Quinn, WIRED'a "Aslında ABD'de geri göç halihazırda gerçekleşiyor," diyor. "Başkan Trump'ın maaş duyurusunun ardından 64 kendi kendini sınır dışı edenin ilk uçuşu Honduras ve Kolombiya'ya güvenli bir şekilde ulaştı."
Jared Taylor —ABD aşırı sağ çevrelerinde tanınmış bir isim ve Southern Poverty Law Center tarafından nefret grubu olarak tanımlanan New Century Foundation'ın başkanı ve American Renaissance web sitesi ve dergisinin yayıncısı— da etkinliğe katıldı. Sellner da dahil olmak üzere konferansta konuşanların çoğu, Taylor'ın her yıl Tennessee'de düzenlenen American Renaissance konferansında konuşmuştu.
Taylor, X'te yayınlanan konferans özetinde Milano konferansını "müthiş bir başarı" olarak nitelendirdi ve "Avrupalı kuzenlerimiz ciddi siyasi örgütlenme açısından bizden çok daha öndeler" sonucuna vardı. Taylor yorum talebine yanıt vermedi.
Aralık ayında Trump'ın video aracılığıyla galasını yaptığı New York Genç Cumhuriyetçi Kulübü de bu ayın başlarında internet sitesinde yayınlanan bir basın bülteninde konferansı övdü ve "Atlantik'in her iki yakasında da ivme oluşuyor.

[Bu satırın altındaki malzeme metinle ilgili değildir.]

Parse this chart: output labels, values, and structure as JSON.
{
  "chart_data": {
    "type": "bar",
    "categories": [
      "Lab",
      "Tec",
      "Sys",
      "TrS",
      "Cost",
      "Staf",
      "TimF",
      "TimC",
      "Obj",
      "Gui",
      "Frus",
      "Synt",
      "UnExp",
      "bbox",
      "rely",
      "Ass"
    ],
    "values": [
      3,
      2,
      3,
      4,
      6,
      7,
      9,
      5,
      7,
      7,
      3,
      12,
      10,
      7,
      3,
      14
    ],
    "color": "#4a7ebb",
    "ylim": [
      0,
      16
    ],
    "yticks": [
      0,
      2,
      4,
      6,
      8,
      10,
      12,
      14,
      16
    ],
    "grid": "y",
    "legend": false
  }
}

Geri göçün sadece bir politika değil, küresel bir hareket olmasına izin verin." dedi. İnternet sitesi ayrıca okuyuculardan telefonlarında Göçmenlik ve Gümrük Muhafaza (ICE) ihbar hattını kaydederek ABD'de geri göçü desteklemek için üzerlerine düşeni yapmalarını istedi. Grup, "Şüpheli bir şey veya birini görürseniz ICE'yi arayın. Onları dışarı çıkarın!" diye yazdı.
Kulüp, Trump yönetiminin şu anda geri göç politikaları yürürlüğe koyduğuna inanıp inanmadıklarına ilişkin soruya yanıt vermedi.

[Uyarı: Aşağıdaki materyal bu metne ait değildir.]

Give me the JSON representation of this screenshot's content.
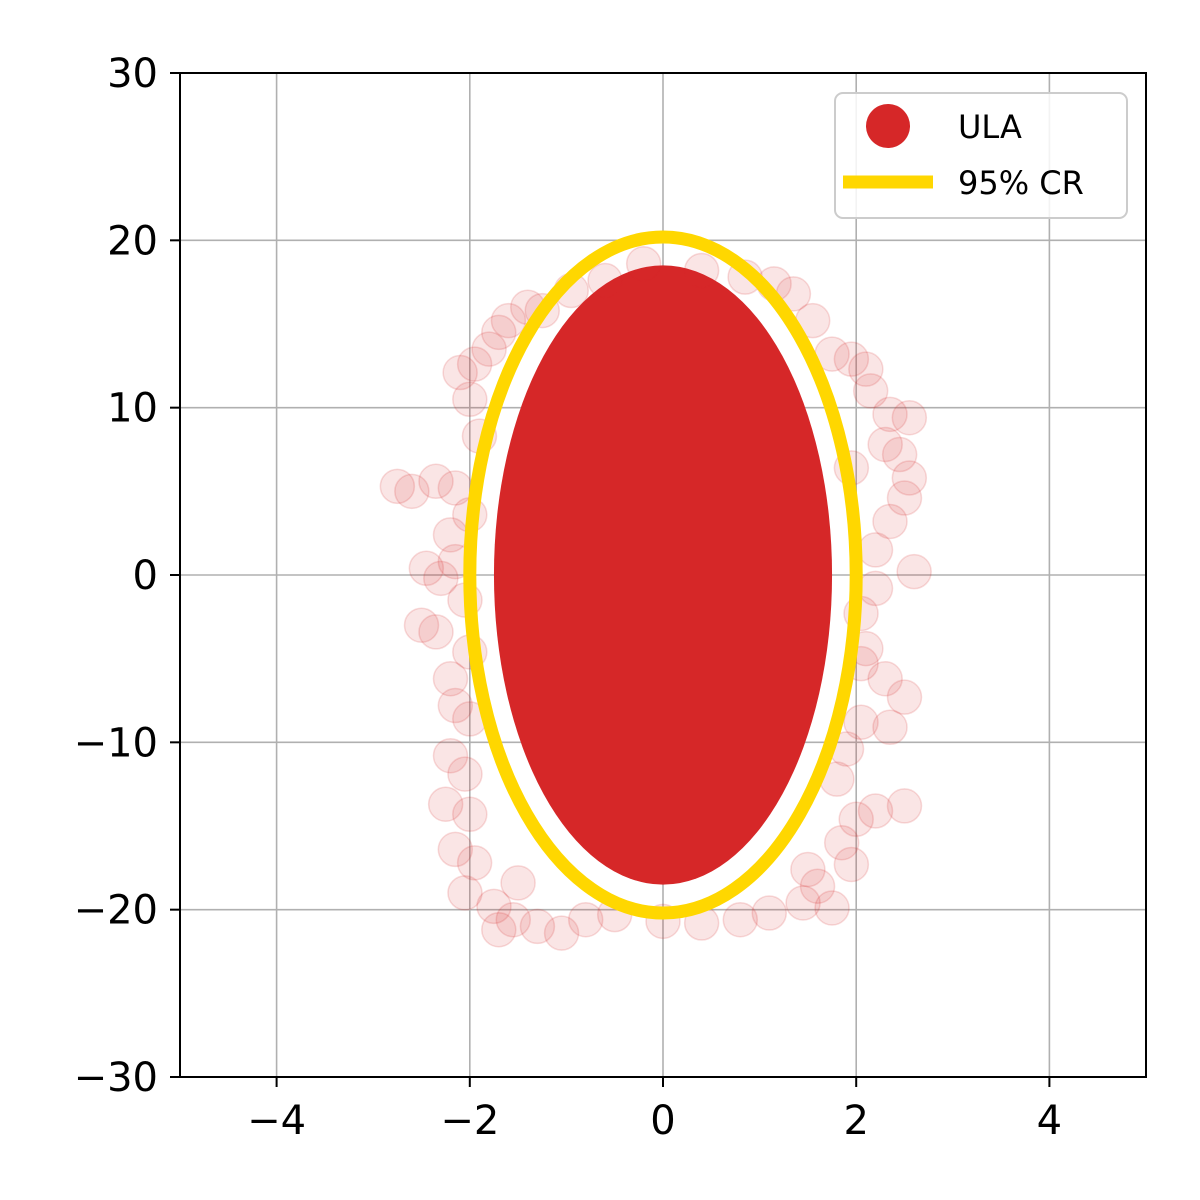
{
  "chart_data": {
    "type": "scatter",
    "title": "",
    "xlabel": "",
    "ylabel": "",
    "xlim": [
      -5,
      5
    ],
    "ylim": [
      -30,
      30
    ],
    "grid": true,
    "legend_position": "top-right",
    "x_ticks": [
      {
        "value": -4,
        "label": "−4"
      },
      {
        "value": -2,
        "label": "−2"
      },
      {
        "value": 0,
        "label": "0"
      },
      {
        "value": 2,
        "label": "2"
      },
      {
        "value": 4,
        "label": "4"
      }
    ],
    "y_ticks": [
      {
        "value": -30,
        "label": "−30"
      },
      {
        "value": -20,
        "label": "−20"
      },
      {
        "value": -10,
        "label": "−10"
      },
      {
        "value": 0,
        "label": "0"
      },
      {
        "value": 10,
        "label": "10"
      },
      {
        "value": 20,
        "label": "20"
      },
      {
        "value": 30,
        "label": "30"
      }
    ],
    "series": [
      {
        "name": "ULA",
        "kind": "scatter",
        "color": "#d62728",
        "opacity": 0.12,
        "dense_core": {
          "center": [
            0,
            0
          ],
          "semi_axis_x": 1.75,
          "semi_axis_y": 18.5
        },
        "points": [
          [
            -2.75,
            5.3
          ],
          [
            -2.6,
            5.0
          ],
          [
            -2.35,
            5.6
          ],
          [
            -2.15,
            5.2
          ],
          [
            -2.45,
            0.4
          ],
          [
            -2.3,
            -0.2
          ],
          [
            -2.5,
            -3.0
          ],
          [
            -2.35,
            -3.4
          ],
          [
            -2.15,
            0.8
          ],
          [
            -2.05,
            -1.5
          ],
          [
            -2.1,
            12.1
          ],
          [
            -2.0,
            10.5
          ],
          [
            -1.95,
            12.6
          ],
          [
            -1.8,
            13.5
          ],
          [
            -1.7,
            14.5
          ],
          [
            -1.6,
            15.2
          ],
          [
            -1.4,
            16.0
          ],
          [
            -2.15,
            -7.8
          ],
          [
            -2.0,
            -8.6
          ],
          [
            -2.2,
            -10.8
          ],
          [
            -2.05,
            -11.9
          ],
          [
            -2.25,
            -13.7
          ],
          [
            -2.0,
            -14.3
          ],
          [
            -2.15,
            -16.4
          ],
          [
            -1.95,
            -17.2
          ],
          [
            -2.05,
            -19.0
          ],
          [
            -1.75,
            -19.8
          ],
          [
            -1.7,
            -21.2
          ],
          [
            -1.55,
            -20.6
          ],
          [
            -1.3,
            -21.0
          ],
          [
            -1.05,
            -21.4
          ],
          [
            -0.8,
            -20.6
          ],
          [
            -0.5,
            -20.3
          ],
          [
            0.0,
            -20.7
          ],
          [
            0.4,
            -20.8
          ],
          [
            0.8,
            -20.6
          ],
          [
            1.1,
            -20.2
          ],
          [
            1.45,
            -19.6
          ],
          [
            1.75,
            -19.9
          ],
          [
            1.6,
            -18.6
          ],
          [
            1.95,
            -17.3
          ],
          [
            1.85,
            -16.0
          ],
          [
            2.0,
            -14.6
          ],
          [
            2.2,
            -14.1
          ],
          [
            2.5,
            -13.8
          ],
          [
            1.8,
            -12.2
          ],
          [
            1.9,
            -10.4
          ],
          [
            2.05,
            -8.8
          ],
          [
            2.35,
            -9.1
          ],
          [
            2.5,
            -7.3
          ],
          [
            2.3,
            -6.2
          ],
          [
            2.1,
            -4.4
          ],
          [
            2.05,
            -2.3
          ],
          [
            2.2,
            -0.8
          ],
          [
            2.6,
            0.2
          ],
          [
            2.2,
            1.5
          ],
          [
            2.35,
            3.2
          ],
          [
            2.5,
            4.6
          ],
          [
            2.55,
            5.8
          ],
          [
            2.45,
            7.2
          ],
          [
            2.3,
            7.8
          ],
          [
            2.55,
            9.4
          ],
          [
            2.35,
            9.6
          ],
          [
            2.15,
            11.0
          ],
          [
            2.1,
            12.3
          ],
          [
            1.95,
            12.9
          ],
          [
            1.75,
            13.2
          ],
          [
            1.55,
            15.2
          ],
          [
            1.35,
            16.8
          ],
          [
            1.15,
            17.4
          ],
          [
            0.85,
            17.8
          ],
          [
            0.4,
            18.2
          ],
          [
            -0.2,
            18.6
          ],
          [
            -0.6,
            17.6
          ],
          [
            -0.95,
            17.0
          ],
          [
            -1.25,
            15.8
          ],
          [
            -2.0,
            3.6
          ],
          [
            -2.2,
            2.4
          ],
          [
            -2.0,
            -4.6
          ],
          [
            -2.2,
            -6.2
          ],
          [
            1.95,
            6.4
          ],
          [
            2.05,
            -5.3
          ],
          [
            -1.9,
            8.3
          ],
          [
            1.5,
            -17.6
          ],
          [
            -1.5,
            -18.4
          ]
        ]
      },
      {
        "name": "95% CR",
        "kind": "ellipse",
        "color": "#ffd700",
        "center": [
          0,
          0
        ],
        "semi_axis_x": 2.0,
        "semi_axis_y": 20.2
      }
    ]
  },
  "legend": {
    "items": [
      {
        "label": "ULA"
      },
      {
        "label": "95% CR"
      }
    ]
  }
}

Via gibi uzmanlar için, ABD'deki aşırı sağcı gruplar ve figürlerin açıkça ırkçı politikalara olan ilgisinin artması ve bunun küresel aşırı sağ hareket üzerinde yaratacağı etki konusunda gerçek bir endişe var.
Via, "Amerikan aktörlerle ittifak kurma isteği artıyor, çünkü Avrupa aşırı sağının ilham almak ve göçün mümkün olduğunun kanıtı olarak Trump ve Amerika Birleşik Devletleri'ne baktığı açık," diyor. "Uluslararası alanda daha fazla iş birliği ve dayanışma görüyoruz, bu sadece büyüyecek ve Amerikan aşırılıkçılarının ulusötesi göç politikasını şekillendirmede büyük ihtimalle bir rolü olacak."